The Brooks Fire Department is using its 100th anniversary to showcase the athleticism of some local firefighters and to confront the challenges facing rural departments.


Firefighters pull a 175 lb. deadweight dummy at Firefit, celebrating the 100th anniversary of Brooks' Fire Department. (Meghan Grant/CBC)

Competitors from across Canada came together for a Firefit event — a challenge that organizers say puts volunteers and full-time firefighters on equal footing as they climb stairs, haul hoses and drag 175-pound deadweight dummies.

"We're trying to showcase what they do for a living, for real, and at the same time they're very competitive, so we have the best of the best here, not just from Brooks but from as far as Ontario," said Kevin Swanson, the city's fire chief. "We only have a 100th birthday once, so we wanted to celebrate."

While the milestone is one to celebrate, it's also one that's making fire officials take a hard look at what the future holds for firefighting.

With budget cuts and waning resources, fire departments are learning how to do more with less.

One of the challenges facing rural fire departments like the one at Brooks is recruitment.

Right now, there are 32 volunteer firefighters in Brooks.

That's just enough, but Swanson says he would prefer to see a waiting list of volunteers.

"It's a struggle to get volunteers and then to maintain them, and the smaller the community you're in, the smaller pool of resources that you have," he said.

Volunteers balance day jobs, fire shifts

Despite that, there are many volunteers who say the job is a dream come true.

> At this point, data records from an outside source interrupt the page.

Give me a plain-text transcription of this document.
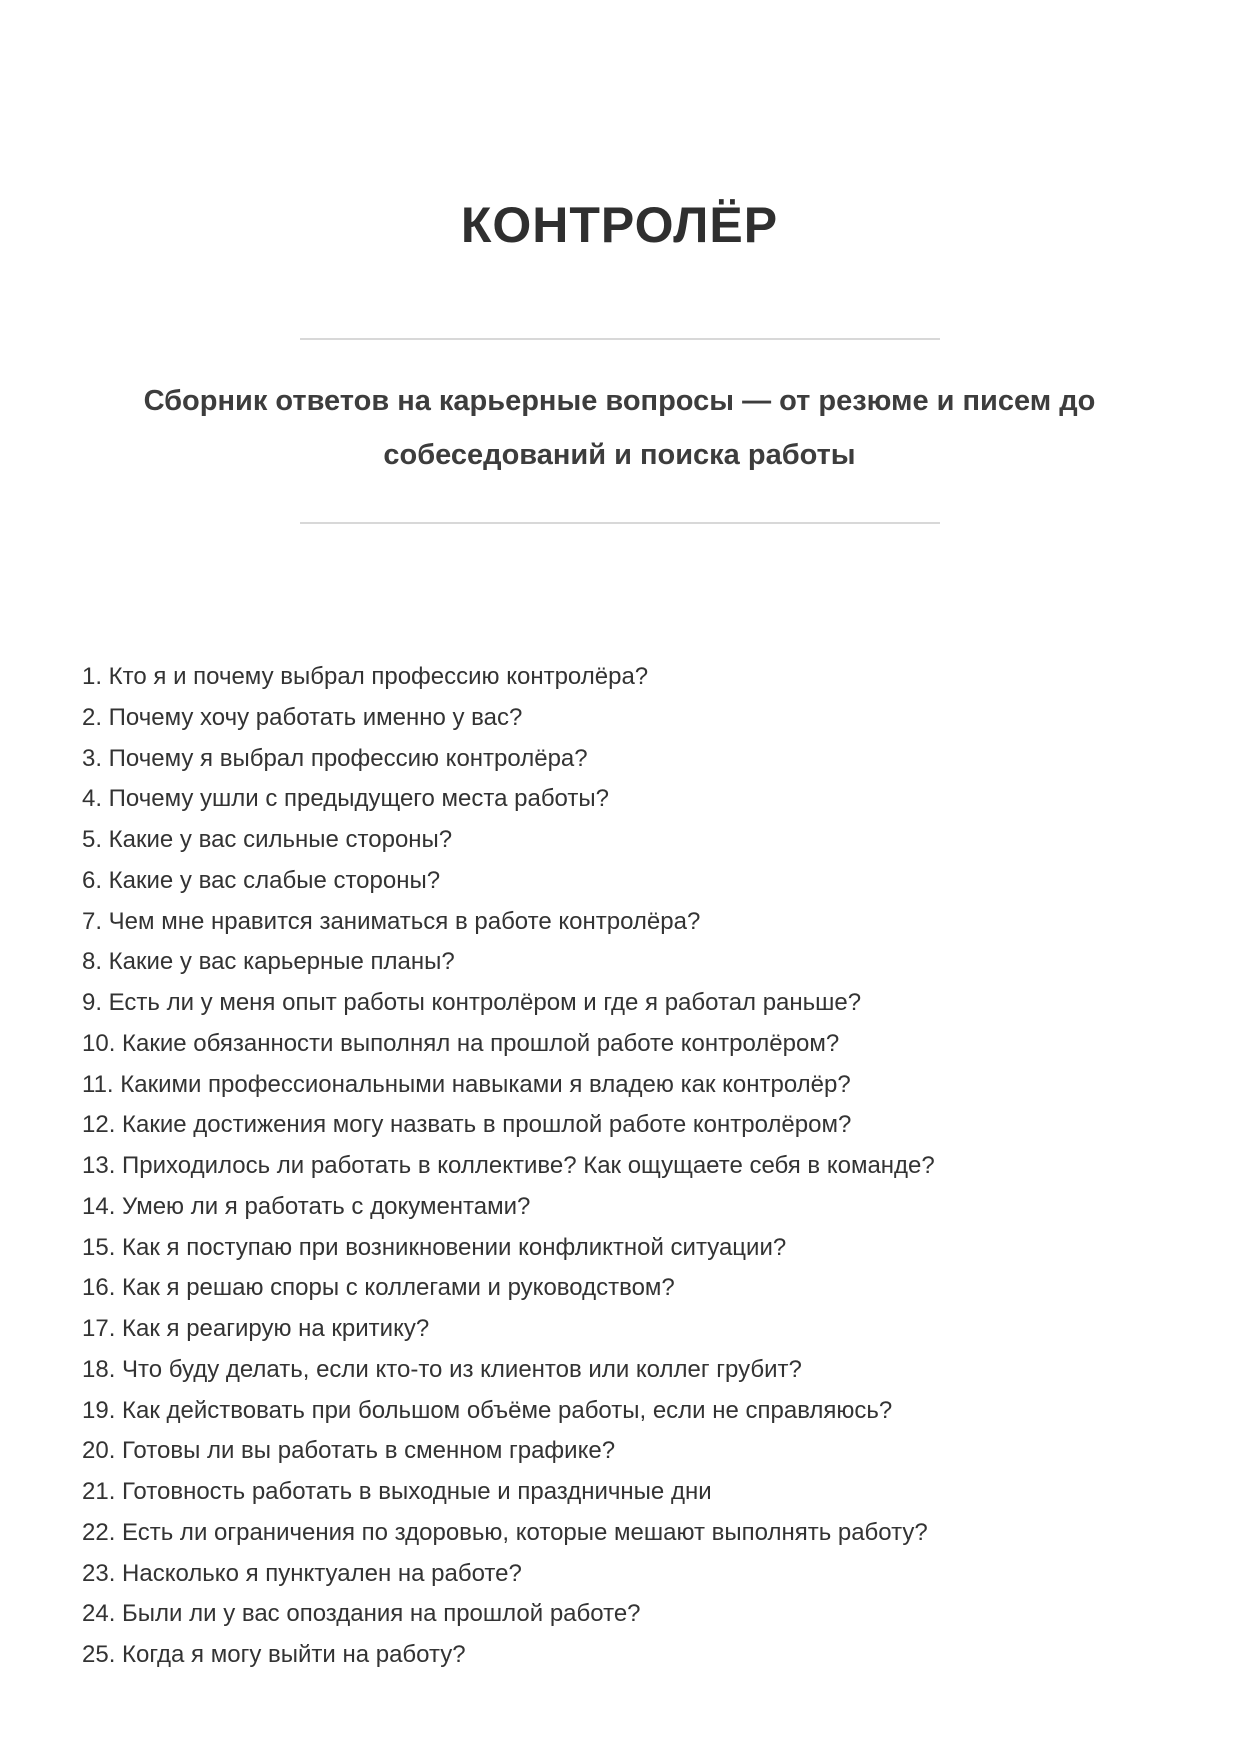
КОНТРОЛЁР
Сборник ответов на карьерные вопросы — от резюме и писем до
собеседований и поиска работы
1. Кто я и почему выбрал профессию контролёра?
2. Почему хочу работать именно у вас?
3. Почему я выбрал профессию контролёра?
4. Почему ушли с предыдущего места работы?
5. Какие у вас сильные стороны?
6. Какие у вас слабые стороны?
7. Чем мне нравится заниматься в работе контролёра?
8. Какие у вас карьерные планы?
9. Есть ли у меня опыт работы контролёром и где я работал раньше?
10. Какие обязанности выполнял на прошлой работе контролёром?
11. Какими профессиональными навыками я владею как контролёр?
12. Какие достижения могу назвать в прошлой работе контролёром?
13. Приходилось ли работать в коллективе? Как ощущаете себя в команде?
14. Умею ли я работать с документами?
15. Как я поступаю при возникновении конфликтной ситуации?
16. Как я решаю споры с коллегами и руководством?
17. Как я реагирую на критику?
18. Что буду делать, если кто-то из клиентов или коллег грубит?
19. Как действовать при большом объёме работы, если не справляюсь?
20. Готовы ли вы работать в сменном графике?
21. Готовность работать в выходные и праздничные дни
22. Есть ли ограничения по здоровью, которые мешают выполнять работу?
23. Насколько я пунктуален на работе?
24. Были ли у вас опоздания на прошлой работе?
25. Когда я могу выйти на работу?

"It's so much fun, you get to drive a truck with sirens and lights," said James Cooley, a volunteer firefighter with the Brooks fire department. "Who wouldn't want to do that?"

Most volunteers hold down full- or part-time day jobs in addition to their training and volunteer shifts.

"We're just as busy," Cooley said. "Brooks is a very busy fire department … It's hard to get people to come out. A lot of people don't even know Brooks is a volunteer fire department."

While the work can be challenging, it's one that many volunteers say they wouldn't trade for anything.

"I worked in an office, right after the time I turned 18," Cooley said. "All of a sudden it was firefighting and that's all it's ever since been … I can't sit still anymore."